Restaurants Roasted By Rising Meat Prices
Just hours after IMF Director Christine Lagarde got done telling the world that “everybody” would like a little more inflation, McDonald’s warned investors on Tuesday that it could be under pressure from commodity costs in the U.S. rising as much as 3% – higher than the 1% to 2% inflation that it had forecast just three months ago. In fact, the dining industry as a whole is reeling under the same pricing pressure, according to Bloomberg.
BJ’s Restaurants Inc. is expecting higher pork prices and Yum China Holdings Inc. told investors that rising poultry costs will hit their margins for the rest of the year. These worries come on top of a cost concerns about a rise in the minimum wage.
The rise in meat prices has been largely driven by the swine fever that is decimating China’s hog population. Processors around the world have been trying to make up for the shortages caused by the outbreak, but prices have spiked nonetheless. As companies look to substitute pork with more chicken and beef, those prices have also risen.
At Texas Roadhouse Inc., the price hikes have already hit the menu, with customers paying as much as 3% more to help the company try to offset its costs. President Scott Colosi said: “That’s going to go a long ways on margins.”
And so it seems that just about “everybody” in the industry is recognizing these signs of inflation – except, of course, for people like Jerome Powell, Christine Lagarde and other central bankers.
We reported back in mid April that pork prices were starting to rise as a result of the swine flu in China.

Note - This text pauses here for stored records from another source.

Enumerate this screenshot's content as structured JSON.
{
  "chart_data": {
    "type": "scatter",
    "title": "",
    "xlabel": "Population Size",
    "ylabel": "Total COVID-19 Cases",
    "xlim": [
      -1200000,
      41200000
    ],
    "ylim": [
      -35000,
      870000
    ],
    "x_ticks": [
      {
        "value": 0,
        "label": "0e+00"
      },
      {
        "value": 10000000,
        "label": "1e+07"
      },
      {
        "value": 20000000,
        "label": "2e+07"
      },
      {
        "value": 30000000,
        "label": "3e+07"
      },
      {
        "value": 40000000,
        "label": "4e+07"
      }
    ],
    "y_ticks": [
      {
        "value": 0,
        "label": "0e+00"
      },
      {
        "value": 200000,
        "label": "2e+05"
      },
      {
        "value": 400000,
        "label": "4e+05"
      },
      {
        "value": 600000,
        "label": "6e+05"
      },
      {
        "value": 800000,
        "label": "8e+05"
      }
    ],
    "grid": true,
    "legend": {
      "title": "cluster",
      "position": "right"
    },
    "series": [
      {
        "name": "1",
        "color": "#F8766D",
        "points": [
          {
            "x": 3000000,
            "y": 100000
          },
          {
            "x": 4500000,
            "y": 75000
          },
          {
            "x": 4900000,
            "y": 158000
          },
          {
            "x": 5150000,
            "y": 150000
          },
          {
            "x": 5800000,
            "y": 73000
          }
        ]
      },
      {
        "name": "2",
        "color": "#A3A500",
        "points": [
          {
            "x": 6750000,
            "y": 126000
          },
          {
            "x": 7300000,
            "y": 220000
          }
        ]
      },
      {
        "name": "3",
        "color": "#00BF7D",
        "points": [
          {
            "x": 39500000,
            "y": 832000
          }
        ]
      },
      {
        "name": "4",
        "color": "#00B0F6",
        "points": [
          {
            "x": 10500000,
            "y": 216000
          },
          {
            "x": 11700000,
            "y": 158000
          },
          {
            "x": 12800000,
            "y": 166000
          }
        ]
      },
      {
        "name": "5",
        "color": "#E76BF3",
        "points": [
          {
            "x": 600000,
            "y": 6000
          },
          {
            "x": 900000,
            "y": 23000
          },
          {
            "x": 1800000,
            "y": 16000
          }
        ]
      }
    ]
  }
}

Six weeks ago we reported that US federal agents seized 1 million pounds, or 454 metric tons, of pork smuggled from China to the same port amid growing fears the meat could contain traces of the African swine fever virus that has ravaged the Asian country’s hog herd.
As the disease continued to spread throughout China – the world’s largest producer and consumer – we predicted the trend would only get worse, which it has. US retail prices for boneless hams hit $4.31 per pound in March, the highest since 2015.
In the European Union, wholesale pig prices have climbed 16% in two months, while lean hog futures traded on the CME are higher by 32% since the February lows.
This is on top of the fact that Americans are already paying more for everyday items like beverages and diapers, according to a recent analysis In our prior note about Lagarde’s comments, we noted that most working people are already struggling to process the inflation in health-care costs, tuition, rent and other necessities that have hammered the standard of living in the developed world.
But as we know, inflation, like every other basic economic “mystery” that the Fed tries fruitlessly to understand, will only wind up being an issue after it’s too late to correct the problem.